The mechanism of CeCl3 on the activiation of alanine aminotransferase from mice.

The activity of alanine aminotransferase (ALT; E.C. 2.6.1.2) is often changed upon inflammatory responses in animals. Rare earths was shown to provoke various inflammatory responses both in rats and mice; however, the molecular mechanism by which rare earths exert its toxicity has not been completely understood, especially, we know little about the mechanism of the interaction between CeCl(3) and ALT. In this report, we investigated the mechanisms of CeCl(3) on ALT activity in vivo and in vitro. Our results showed that Ce(3+) could significantly activate ALT in vivo and in vitro; the kinetics constant (Km) and Vmax were 0.018 microM and 1,380 unit mg(-1) protein min(-1), respectively, at a low concentration of Ce(3+), and 0.027 microM and 624 unit mg(-1) protein min(-1), respectively, at a high concentration of Ce(3+).

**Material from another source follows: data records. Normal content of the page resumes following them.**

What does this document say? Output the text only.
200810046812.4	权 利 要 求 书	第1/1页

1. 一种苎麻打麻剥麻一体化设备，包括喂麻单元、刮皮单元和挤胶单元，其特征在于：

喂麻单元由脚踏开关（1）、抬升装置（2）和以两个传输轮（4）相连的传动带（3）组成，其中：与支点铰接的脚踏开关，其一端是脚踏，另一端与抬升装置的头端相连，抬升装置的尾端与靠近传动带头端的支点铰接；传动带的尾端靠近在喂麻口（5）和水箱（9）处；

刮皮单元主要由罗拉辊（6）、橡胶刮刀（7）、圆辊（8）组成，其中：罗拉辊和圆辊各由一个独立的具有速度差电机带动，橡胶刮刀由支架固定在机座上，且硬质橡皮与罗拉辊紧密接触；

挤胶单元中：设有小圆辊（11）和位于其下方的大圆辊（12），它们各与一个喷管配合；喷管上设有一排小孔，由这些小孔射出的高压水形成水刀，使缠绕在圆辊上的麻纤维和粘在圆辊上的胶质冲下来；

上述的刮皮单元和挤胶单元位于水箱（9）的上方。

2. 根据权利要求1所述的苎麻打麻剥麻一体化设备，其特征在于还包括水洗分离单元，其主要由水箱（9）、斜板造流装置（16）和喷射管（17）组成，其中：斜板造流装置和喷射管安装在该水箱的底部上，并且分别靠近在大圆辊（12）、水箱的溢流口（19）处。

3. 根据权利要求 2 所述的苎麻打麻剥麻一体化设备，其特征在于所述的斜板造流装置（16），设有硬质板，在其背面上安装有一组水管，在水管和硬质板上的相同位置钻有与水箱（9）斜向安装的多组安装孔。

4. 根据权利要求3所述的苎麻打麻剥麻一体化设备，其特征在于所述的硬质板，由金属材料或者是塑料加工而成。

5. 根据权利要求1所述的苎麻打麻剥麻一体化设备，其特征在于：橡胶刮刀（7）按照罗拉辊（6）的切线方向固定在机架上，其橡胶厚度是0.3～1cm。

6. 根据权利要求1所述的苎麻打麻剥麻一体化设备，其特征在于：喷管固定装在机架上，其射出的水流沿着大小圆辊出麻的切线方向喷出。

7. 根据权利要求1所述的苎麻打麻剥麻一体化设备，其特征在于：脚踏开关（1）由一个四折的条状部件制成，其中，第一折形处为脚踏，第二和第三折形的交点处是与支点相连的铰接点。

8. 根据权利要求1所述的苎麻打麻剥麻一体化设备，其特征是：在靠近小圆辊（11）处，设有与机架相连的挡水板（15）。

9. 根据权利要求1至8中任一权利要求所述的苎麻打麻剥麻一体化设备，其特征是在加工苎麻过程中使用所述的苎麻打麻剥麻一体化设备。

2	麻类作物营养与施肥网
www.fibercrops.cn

By UV absorption and fluorescence spectroscopy assays, the Ce(3+) was determined to be directly bound to ALT; the binding site of Ce(3+) to ALT was 1.72, and the binding constants of the binding site were 4.82 x 10(8) and 9.05 x 10(7) L mol(-1). Based on the analysis of the circular dichroism spectra, it was concluded that the binding of Ce(3+) altered the secondary structure of ALT, suggesting that the observed enhancement of ALT activity was caused by a subtle structural change in the active site through the formation of the complex with Ce(3+).